The Costs of Demonetisation: Delayed Cremation; Lost Rural Jobs

A daily round-up on the human impact of demonetisation.

Postponed cremation in Noida

Munni Lal, a 65-year-old vegetable vendor in Noida, had to spend 24 hours scouring the city in order to try and gather enough money for his wife’s cremation, Hindustan Times reported. The two lived in a slum settlement in Noida’s sector 9. Phoolmati, Munni Lal’s wife, died on Monday afternoon after a prolonged illness.

The couple had Rs 15,000 in the bank, Munni Lal told Hindustan Times, but he was unable to withdraw any money until an entire 24 hours later. “I was waiting in the queue at Bank of India’s Sector 9 branch for over three hours on Monday, but in vain. I requested the bank staff to give me some money from my account to perform the last rites of my wife, but nobody heard my request. They thought that I was lying and said that the bank was closed for the day,” Munni Lal said. He was forced to keep his wife’s body at home on a slab of ice all night.

On Tuesday, relatives, neighbours and friends gathered outside the bank to protest, also calling in the media. It was only after pressure mounted that the bank released cash to Munni Lal, his neighbour told the newspaper. “Munni Lal was devastated after not getting cash from his account. He repeatedly requested neighbours to lend him some money, but we were also out of cash. We finally decided to inform politicians and the media about the incident. After pressure mounted, the bank finally gave him the cash,” said Abdul Khan, his neighbour.

The branch manager said the bank had run out of cash and gave Munni Lal money as soon as they received it.

Rural jobs lost in Puducherry

Demonetisation has brought construction work across rural areas in Puducherry to a standstill, The Hindu reported, leaving thousands without work or money.

“After the Rs 500 and Rs 1000 notes became invalid, nobody wants to spend money. When there is work, we get Rs 600 daily. But no one has called us for work in the past three weeks,” D. Sitrarasu, a mason in Bahour, told The Hindu.

Construction work is now an important source of the income in the area, after real estate deals cut into agricultural fields. “The demonetisation has hit us really hard,” K. Kaliyan, a construction labourer, told the newspaper.

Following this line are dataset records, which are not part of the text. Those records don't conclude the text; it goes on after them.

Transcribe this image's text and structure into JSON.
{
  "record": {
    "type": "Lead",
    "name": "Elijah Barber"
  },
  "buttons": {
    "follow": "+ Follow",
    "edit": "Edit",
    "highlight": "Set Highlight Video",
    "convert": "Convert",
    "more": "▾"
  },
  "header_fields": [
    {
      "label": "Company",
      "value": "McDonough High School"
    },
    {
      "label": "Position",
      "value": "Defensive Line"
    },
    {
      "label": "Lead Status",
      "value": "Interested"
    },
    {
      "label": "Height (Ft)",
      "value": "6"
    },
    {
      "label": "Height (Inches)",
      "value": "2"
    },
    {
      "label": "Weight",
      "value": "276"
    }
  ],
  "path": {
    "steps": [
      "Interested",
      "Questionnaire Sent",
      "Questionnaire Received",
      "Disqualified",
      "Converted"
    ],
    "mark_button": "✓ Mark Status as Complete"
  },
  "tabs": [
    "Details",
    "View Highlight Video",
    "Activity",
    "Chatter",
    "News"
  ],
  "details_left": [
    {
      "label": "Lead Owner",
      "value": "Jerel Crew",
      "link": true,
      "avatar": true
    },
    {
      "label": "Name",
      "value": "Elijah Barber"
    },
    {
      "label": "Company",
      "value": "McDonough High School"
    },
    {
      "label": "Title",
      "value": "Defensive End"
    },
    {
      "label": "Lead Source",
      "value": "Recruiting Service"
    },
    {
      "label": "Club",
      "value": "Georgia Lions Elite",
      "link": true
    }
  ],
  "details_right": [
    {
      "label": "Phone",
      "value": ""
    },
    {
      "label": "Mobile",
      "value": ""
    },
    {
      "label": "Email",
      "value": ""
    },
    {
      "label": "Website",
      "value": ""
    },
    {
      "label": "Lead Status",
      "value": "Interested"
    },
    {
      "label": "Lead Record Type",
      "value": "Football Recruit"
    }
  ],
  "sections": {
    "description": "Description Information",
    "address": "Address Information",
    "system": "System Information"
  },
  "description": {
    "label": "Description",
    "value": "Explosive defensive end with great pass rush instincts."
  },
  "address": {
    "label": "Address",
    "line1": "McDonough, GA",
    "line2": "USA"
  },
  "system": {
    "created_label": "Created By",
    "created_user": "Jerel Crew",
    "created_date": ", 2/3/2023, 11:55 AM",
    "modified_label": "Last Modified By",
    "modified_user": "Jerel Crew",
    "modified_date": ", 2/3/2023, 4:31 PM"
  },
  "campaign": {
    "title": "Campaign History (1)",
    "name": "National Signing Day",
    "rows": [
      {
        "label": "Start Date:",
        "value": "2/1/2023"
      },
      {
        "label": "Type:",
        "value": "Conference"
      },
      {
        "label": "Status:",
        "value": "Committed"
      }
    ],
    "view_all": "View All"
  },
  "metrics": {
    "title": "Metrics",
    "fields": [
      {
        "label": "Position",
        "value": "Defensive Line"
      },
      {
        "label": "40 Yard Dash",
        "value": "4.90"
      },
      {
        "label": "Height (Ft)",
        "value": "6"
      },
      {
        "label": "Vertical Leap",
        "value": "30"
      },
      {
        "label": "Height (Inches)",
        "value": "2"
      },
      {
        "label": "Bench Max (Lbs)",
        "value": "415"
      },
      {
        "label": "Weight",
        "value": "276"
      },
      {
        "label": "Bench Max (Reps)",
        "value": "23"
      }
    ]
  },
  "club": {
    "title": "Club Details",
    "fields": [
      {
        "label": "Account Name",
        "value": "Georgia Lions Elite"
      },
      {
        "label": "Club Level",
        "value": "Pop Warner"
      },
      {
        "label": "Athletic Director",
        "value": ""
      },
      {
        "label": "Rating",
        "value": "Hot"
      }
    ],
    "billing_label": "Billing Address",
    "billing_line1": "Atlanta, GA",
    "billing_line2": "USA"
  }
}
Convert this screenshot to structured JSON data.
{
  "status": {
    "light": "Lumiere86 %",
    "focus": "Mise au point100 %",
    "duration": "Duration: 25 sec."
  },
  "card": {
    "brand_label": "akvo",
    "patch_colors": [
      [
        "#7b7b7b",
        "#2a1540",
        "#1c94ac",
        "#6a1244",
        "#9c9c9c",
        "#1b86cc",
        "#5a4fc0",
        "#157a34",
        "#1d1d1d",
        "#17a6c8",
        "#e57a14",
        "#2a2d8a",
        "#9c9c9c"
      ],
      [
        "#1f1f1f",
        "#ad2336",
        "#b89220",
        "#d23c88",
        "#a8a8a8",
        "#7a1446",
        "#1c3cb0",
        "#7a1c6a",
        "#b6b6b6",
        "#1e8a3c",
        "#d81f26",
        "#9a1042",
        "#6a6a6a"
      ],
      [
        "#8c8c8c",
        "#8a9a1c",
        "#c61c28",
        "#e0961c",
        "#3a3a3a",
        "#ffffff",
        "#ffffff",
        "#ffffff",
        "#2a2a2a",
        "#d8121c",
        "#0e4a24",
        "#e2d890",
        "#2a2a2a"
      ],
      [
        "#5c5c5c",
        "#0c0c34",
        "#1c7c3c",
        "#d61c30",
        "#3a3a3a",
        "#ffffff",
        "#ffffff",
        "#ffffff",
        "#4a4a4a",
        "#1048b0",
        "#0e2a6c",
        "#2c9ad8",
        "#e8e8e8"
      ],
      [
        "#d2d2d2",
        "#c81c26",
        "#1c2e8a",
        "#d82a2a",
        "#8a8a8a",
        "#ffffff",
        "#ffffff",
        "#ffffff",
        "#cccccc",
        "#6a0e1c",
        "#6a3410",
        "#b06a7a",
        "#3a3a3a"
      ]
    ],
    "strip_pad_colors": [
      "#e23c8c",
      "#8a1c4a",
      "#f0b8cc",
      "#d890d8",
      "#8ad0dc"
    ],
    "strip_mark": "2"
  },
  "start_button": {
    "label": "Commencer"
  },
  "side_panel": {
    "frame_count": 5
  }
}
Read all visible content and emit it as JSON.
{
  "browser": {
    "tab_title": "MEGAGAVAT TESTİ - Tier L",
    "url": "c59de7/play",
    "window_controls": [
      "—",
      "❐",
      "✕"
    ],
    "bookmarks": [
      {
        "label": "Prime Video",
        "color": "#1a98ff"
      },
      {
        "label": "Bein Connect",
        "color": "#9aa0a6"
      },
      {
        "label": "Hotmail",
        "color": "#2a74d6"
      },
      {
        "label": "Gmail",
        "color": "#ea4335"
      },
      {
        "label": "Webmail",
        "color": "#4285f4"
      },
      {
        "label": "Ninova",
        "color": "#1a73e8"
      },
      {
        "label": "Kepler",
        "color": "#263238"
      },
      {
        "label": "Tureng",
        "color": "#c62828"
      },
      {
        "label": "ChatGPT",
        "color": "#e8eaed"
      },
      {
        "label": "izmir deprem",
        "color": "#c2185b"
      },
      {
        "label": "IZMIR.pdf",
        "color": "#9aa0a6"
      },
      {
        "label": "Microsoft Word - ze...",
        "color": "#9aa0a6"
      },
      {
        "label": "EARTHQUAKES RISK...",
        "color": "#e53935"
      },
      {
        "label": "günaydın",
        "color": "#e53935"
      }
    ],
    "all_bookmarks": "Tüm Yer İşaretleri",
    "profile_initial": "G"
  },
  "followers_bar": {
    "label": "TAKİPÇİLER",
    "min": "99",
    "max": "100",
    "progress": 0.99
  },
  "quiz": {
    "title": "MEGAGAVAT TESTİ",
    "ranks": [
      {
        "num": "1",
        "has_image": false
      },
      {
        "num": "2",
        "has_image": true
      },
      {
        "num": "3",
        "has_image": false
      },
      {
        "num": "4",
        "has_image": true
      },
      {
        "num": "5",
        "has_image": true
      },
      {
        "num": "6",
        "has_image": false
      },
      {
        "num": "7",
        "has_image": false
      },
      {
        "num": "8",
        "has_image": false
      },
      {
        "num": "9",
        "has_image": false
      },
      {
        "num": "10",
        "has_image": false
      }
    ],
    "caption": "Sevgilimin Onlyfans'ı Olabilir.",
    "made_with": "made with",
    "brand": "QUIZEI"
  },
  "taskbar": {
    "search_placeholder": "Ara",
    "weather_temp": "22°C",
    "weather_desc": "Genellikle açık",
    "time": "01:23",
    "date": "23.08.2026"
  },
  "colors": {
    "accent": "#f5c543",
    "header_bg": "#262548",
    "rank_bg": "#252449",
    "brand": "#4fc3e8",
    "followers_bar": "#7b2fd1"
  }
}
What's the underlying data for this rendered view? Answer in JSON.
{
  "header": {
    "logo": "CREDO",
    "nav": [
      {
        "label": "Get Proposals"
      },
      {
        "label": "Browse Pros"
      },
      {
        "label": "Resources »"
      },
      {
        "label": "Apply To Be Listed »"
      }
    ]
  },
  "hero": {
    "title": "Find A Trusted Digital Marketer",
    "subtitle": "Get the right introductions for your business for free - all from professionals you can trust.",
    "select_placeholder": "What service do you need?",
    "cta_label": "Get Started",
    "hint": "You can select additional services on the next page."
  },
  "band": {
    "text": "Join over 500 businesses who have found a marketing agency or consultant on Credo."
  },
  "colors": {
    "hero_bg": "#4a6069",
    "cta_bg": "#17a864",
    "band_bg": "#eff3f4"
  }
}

A delayed monsoon has also meant those who do have agricultural land have not been able to cultivate their land. Even those who have managed to cultivate are having a hard time doing so. “There is no money in the five nationalised bank branches in our area. With Rs 2000 notes which we got earlier, we are unable to buy anything. The central government has taken this step to curb black money and hope it succeeds in the endeavour. We hope that we will get money in a few days,” a farmer, Kaliyamurthy, told The Hindu.

Other incidents

Since it was announced, demonetisation has been connected to one tragedy after another. Within ten days of the announcement, more than 55 people were reported to have died in demonetisation-related incidents. A 25-year-old man committed suicide in Delhi after not being able to exchange his money; a 70-year-old man died waiting in line to change his money; a 53-year-old bank employee died of a ‘stress-induced’ heart attack in Maharashtra; an 18-month-old baby died in Vishakhpatnam when her parents did not have enough cash to buy medicined and the pharmacy would not accept old notes.

In addition to the numerous deaths, people across the country, in both rural and urban areas, have been facing different kinds of hardship. Production and sales have fallen in different sectors, daily-wage workers have lost out on work or are being paid in old currency which they cannot use, people without bank accounts have had to exchange their savings in old currency notes at discounted rates and farmers are not being able to sell their goods.